Teppo's Night Shade debut ups the ante for urban fantasy. I have to admit that Night Shade had me fooled so far as appearances go. 'Lightbreaker' (Oh Lucifer, you silly fool!) looked exactly like a Random House book. But what you’re holding in your hands in nothing less than an eight-buck first edition from an independent press, which is really quite cool.

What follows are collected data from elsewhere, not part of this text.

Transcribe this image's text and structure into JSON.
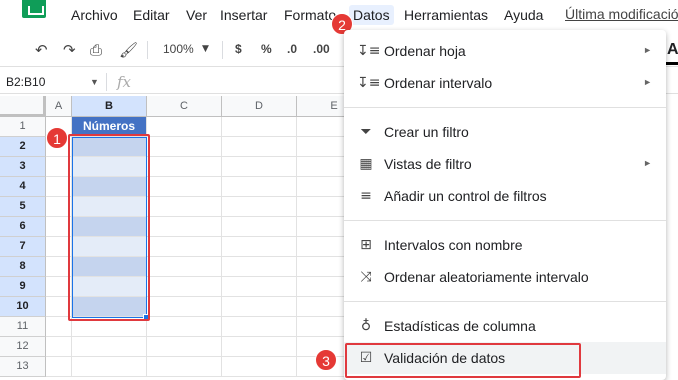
{
  "menubar": {
    "items": [
      "Archivo",
      "Editar",
      "Ver",
      "Insertar",
      "Formato",
      "Datos",
      "Herramientas",
      "Ayuda"
    ],
    "active": "Datos",
    "last_edit": "Última modificación"
  },
  "toolbar": {
    "zoom": "100%",
    "currency": "$",
    "percent": "%",
    "decimal_decrease": ".0",
    "decimal_increase": ".00",
    "text_color_label": "A"
  },
  "formula_bar": {
    "name_box": "B2:B10",
    "fx_label": "fx",
    "value": ""
  },
  "sheet": {
    "columns": [
      "A",
      "B",
      "C",
      "D",
      "E"
    ],
    "rows": [
      "1",
      "2",
      "3",
      "4",
      "5",
      "6",
      "7",
      "8",
      "9",
      "10",
      "11",
      "12",
      "13"
    ],
    "header_cell": "Números",
    "selected_range": "B2:B10",
    "header_color": "#4472c4",
    "band_dark": "#c5d4ee",
    "band_light": "#e4ecf8"
  },
  "datos_menu": {
    "items": [
      {
        "label": "Ordenar hoja",
        "icon": "sort-icon",
        "submenu": true
      },
      {
        "label": "Ordenar intervalo",
        "icon": "sort-icon",
        "submenu": true
      },
      {
        "label": "Crear un filtro",
        "icon": "filter-icon",
        "submenu": false
      },
      {
        "label": "Vistas de filtro",
        "icon": "filter-views-icon",
        "submenu": true
      },
      {
        "label": "Añadir un control de filtros",
        "icon": "slicer-icon",
        "submenu": false
      },
      {
        "label": "Intervalos con nombre",
        "icon": "named-ranges-icon",
        "submenu": false
      },
      {
        "label": "Ordenar aleatoriamente intervalo",
        "icon": "shuffle-icon",
        "submenu": false
      },
      {
        "label": "Estadísticas de columna",
        "icon": "lightbulb-icon",
        "submenu": false
      },
      {
        "label": "Validación de datos",
        "icon": "data-validation-icon",
        "submenu": false
      }
    ]
  },
  "annotations": {
    "step1": "1",
    "step2": "2",
    "step3": "3",
    "highlight_color": "#e0393e"
  }
}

Beyond the slick packaging however, 'Lightbreaker' delivers on great reading. It's steeped in a dense mythology the author uses to transform and subvert the mystery genre into something both tougher and more fun. Markham's a great guide to Teppo's universe, which feels appropriately Hermetic, self-sealed and internally consistent. Teppo has clearly done his research, but more importantly, he enjoyed it, and readers will get that sense of joy and exploration. And dread and terror, and tension ... with some release, though what happens when you release the soul from the body is perhaps less beneficent for both than you might imagine. And like any good book it just might change your perceptions forever, every time you hear the phrase "free soul." Freedom cuts two ways. It’s a sharp knife.